Andrew Yang, the first Asian American man to run for president as a Democrat, suspended his campaign on Tuesday after making no headway in New Hampshire. Despite failing in his campaign, his candidacy made strides for the Asian American community. His campaign was never expected to achieve the notoriety it did, but his presence in the primaries proved that Asian Americans belong in public spaces other than the stereotypical doctor or engineer.
Yang shied away from identity politics , claiming that such antics were divisive. However, he was always aware of what he presented to the Asian American community — an example that went against stereotypical notions of what an Asian should be. Asians are often expected and are raised to never rock the boat, to just deal with the status quo. However, Andrew Yang challenged that notion nationwide at the executive level. Yang's campaign showed that the "model minority" did not just make qualified professionals but also qualified leaders.

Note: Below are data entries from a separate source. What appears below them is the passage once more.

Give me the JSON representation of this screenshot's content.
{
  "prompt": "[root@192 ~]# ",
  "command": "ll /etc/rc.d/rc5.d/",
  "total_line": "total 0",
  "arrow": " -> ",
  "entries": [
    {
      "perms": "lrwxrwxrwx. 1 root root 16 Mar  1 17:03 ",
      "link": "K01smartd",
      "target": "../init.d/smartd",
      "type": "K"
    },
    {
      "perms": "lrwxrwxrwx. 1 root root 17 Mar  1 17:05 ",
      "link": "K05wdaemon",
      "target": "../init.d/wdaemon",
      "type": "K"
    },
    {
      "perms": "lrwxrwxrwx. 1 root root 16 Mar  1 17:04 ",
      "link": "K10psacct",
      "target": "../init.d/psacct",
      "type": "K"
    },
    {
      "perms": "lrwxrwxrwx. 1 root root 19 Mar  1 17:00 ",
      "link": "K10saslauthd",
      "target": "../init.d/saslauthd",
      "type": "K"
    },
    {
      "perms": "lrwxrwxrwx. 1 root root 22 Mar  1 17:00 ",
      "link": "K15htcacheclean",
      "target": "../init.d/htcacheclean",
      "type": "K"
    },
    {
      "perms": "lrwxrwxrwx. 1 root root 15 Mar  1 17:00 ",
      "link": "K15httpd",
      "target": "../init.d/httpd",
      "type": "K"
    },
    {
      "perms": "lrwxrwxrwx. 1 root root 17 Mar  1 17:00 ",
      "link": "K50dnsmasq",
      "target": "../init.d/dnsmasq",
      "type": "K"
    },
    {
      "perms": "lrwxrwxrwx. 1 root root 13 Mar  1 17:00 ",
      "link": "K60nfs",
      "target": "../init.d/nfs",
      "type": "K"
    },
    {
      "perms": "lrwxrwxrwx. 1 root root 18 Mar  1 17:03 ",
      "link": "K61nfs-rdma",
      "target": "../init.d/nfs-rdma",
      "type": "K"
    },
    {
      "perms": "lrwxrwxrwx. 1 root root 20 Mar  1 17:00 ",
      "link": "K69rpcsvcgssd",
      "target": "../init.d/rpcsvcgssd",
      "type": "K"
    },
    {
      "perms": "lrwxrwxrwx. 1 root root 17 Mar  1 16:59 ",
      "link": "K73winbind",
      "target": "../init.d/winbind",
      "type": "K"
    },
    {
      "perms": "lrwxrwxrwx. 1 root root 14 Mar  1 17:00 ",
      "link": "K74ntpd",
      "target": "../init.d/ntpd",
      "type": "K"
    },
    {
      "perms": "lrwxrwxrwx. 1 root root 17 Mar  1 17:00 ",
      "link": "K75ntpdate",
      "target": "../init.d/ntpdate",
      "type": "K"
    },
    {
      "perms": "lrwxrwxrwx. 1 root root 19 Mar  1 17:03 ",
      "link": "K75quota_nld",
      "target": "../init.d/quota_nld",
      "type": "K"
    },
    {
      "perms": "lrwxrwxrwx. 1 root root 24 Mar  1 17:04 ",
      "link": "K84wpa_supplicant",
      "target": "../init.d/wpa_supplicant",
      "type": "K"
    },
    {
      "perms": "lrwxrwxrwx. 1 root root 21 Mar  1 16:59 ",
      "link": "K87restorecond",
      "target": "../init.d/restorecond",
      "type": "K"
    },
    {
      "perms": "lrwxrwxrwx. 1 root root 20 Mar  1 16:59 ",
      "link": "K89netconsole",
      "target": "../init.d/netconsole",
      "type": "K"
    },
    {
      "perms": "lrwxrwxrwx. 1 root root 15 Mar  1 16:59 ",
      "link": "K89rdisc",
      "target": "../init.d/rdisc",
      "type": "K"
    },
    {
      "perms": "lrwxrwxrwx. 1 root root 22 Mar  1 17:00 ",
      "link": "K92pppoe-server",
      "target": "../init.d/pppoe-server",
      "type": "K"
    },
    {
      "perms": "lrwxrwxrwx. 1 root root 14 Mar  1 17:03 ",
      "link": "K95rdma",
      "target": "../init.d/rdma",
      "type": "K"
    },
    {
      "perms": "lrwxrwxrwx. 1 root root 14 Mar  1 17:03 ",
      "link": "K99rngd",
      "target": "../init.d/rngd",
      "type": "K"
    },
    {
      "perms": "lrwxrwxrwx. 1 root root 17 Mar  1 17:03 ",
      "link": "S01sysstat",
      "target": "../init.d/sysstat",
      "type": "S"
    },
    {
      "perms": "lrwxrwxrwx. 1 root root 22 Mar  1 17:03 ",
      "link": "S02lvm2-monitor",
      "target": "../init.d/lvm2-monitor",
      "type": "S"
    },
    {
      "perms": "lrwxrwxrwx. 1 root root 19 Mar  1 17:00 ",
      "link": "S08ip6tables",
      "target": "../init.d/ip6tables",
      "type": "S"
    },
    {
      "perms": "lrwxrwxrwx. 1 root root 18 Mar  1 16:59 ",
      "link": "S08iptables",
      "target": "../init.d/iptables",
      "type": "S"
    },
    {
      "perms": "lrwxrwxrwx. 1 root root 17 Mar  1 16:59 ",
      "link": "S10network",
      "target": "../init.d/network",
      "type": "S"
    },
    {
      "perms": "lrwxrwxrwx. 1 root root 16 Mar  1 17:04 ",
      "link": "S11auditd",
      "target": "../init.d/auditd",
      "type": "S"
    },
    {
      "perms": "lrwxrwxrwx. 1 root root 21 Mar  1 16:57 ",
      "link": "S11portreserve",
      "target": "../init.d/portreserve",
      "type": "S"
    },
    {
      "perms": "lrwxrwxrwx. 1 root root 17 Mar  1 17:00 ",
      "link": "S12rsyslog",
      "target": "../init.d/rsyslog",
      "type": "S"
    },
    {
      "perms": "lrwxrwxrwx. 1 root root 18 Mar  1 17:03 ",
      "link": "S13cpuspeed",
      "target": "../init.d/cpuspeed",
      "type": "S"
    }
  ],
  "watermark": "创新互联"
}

Furthermore, Yang battled with implicit racism during the campaign. He was left off graphics by mainstream news organizations , despite polling better than many other candidates who were included, and also misidentified . This sparked discussion on whether this reflected the manner in which greater American society views Asian Americans — and, honestly, it does.
I see racism toward Asian Americans frequently overlooked. Instead, society focuses on discrimination against African Americans and Hispanics — which, of course, is important, as they experience greater amounts of violence and hate than Asians. However, that cannot be used as an excuse to disregard an entire race. In politics, media, and any field other than science, Asian representation has been severely lacking, with the presence of other minorities on the rise. This pushes young Asian American dreams into a box of doctor or engineer. This 2020 campaign finally showed that Asian Americans can pursue any dream they want.